ALFREDO MESQUITA, MAÇOM –
Na multiplicidade das atividades de homem público e agropecuarista desenvolvidas por Alfredo Mesquita Filho ao longo de sua vida, desponta a de maçom da Loja Filhos da Fé em Natal. No ensejo do transcurso do seu nascimento (23/05/1901), torna-se necessário enfatizar esse perfil desconhecido por muitos talvez até pelas próprias Lojas Co-irmãs.
O seu ingresso na Loja foi proposto em 06 de agosto de 1926 e aceito em 12 de setembro do mesmo ano, com idade, portanto, de 26 anos. Iniciado no mesmo mês, tornou-se aprendiz em outubro, companheiro em janeiro de 1927 e mestre em fevereiro. Em 04 de maio de 1927, evoluiu para o grau 18, chegando a grau 30 (Cavalheiro de Cadoche) em 21 de março de 1939.
Nos anos vinte e trinta conviveram com Alfredo Mesquita na loja 21 de Março os seguintes macaibense ilustres: Luiz Curcio Marinho, comerciante e posteriormente prefeito de Macaíba; Torquato Justino de Souza, comerciante; Olimpio José Maciel, empresário e comerciante, figura respeitável e querida da cidade; Almir Freire, ex-prefeito de Macaíba e filho do líder político Manoel Mauricio Freire; José Jorge Maciel, filho de Olimpio, médico e futuro çrefeito de Macaíba nos anos cinquenta.
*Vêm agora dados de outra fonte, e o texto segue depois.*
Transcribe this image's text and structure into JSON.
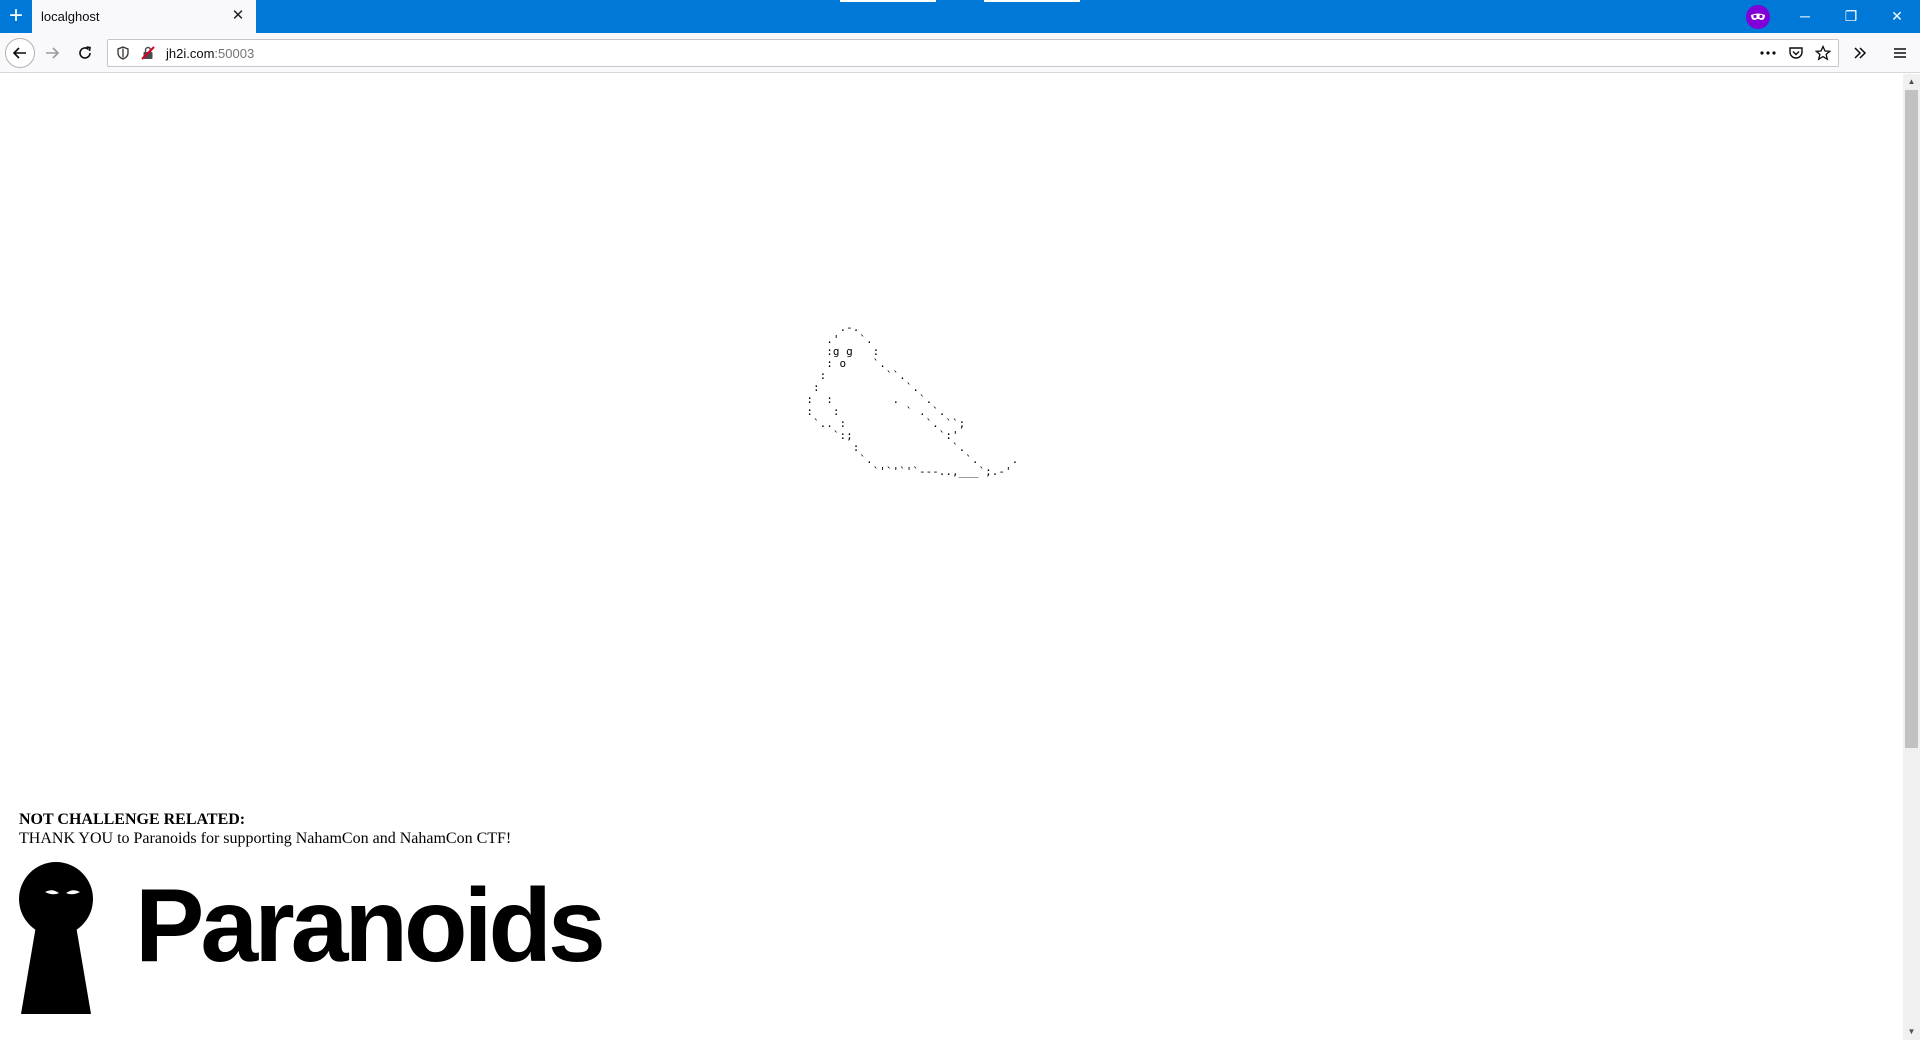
{
  "browser": {
    "tab": {
      "title": "localghost",
      "close_glyph": "✕"
    },
    "new_tab_glyph": "+",
    "window_controls": {
      "minimize": "─",
      "restore": "❐",
      "close": "✕"
    },
    "nav": {
      "back_icon": "back-arrow-icon",
      "forward_icon": "forward-arrow-icon",
      "reload_icon": "reload-icon"
    },
    "url": {
      "host": "jh2i.com",
      "port": ":50003"
    },
    "toolbar_icons": [
      "page-actions-icon",
      "pocket-icon",
      "bookmark-star-icon",
      "overflow-icon",
      "menu-icon"
    ],
    "accent_color": "#0078d7",
    "private_color": "#8000d7"
  },
  "page": {
    "ascii_art": "            .-.\n          .'   `.\n          :g g   :\n          : o    `.\n         :         ``.\n        :             `.\n       :  :         .   `.\n       :   :          ` . `.\n        `.. :            `. ``;\n           `:;             `:'\n              :              `.\n               `.              `.     .\n                 `'`'`'`---..,___`;.-'",
    "footer": {
      "heading": "NOT CHALLENGE RELATED:",
      "message": "THANK YOU to Paranoids for supporting NahamCon and NahamCon CTF!"
    },
    "logo_text": "Paranoids"
  }
}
Posteriormente, outros destacados macaibenses passaram igualmente pela Loja 21 de Março; José Pinto Freire, Asteclides Xavier Marinho, João Leiros Filho, Jose Lira da Silva, Cornélio Leite Filho, João Santiago de Oliveira, Pedro Cavalcante Sobrinho e Salustiano Cacho Neto.
Segundo Apolônio Lima, que conviveu longo tempo com o meu pai, no seu depoimento “Recordação de Um Grande Amigo” para o meu livro “Macaíba de Seu Mesquita – 1981” (Editora Clima) se referiu ao amigo como maçom realçando-o através da seguinte citação: “Era maçom, grau 30º da Loja “21 de Março”. “Ninguém, amigos ou adversários políticos procurou-o na hora da necessidade, sem que, na medida do possível, fossem satisfeitas as suas pretensões, sem cobrar nada pelo favor prestado. “O verdadeiro benfeitor é aquele que na hora da desgraça, vem, ajuda e passa”. Este episódio, eu me lembro como se houvesse acontecido hoje”.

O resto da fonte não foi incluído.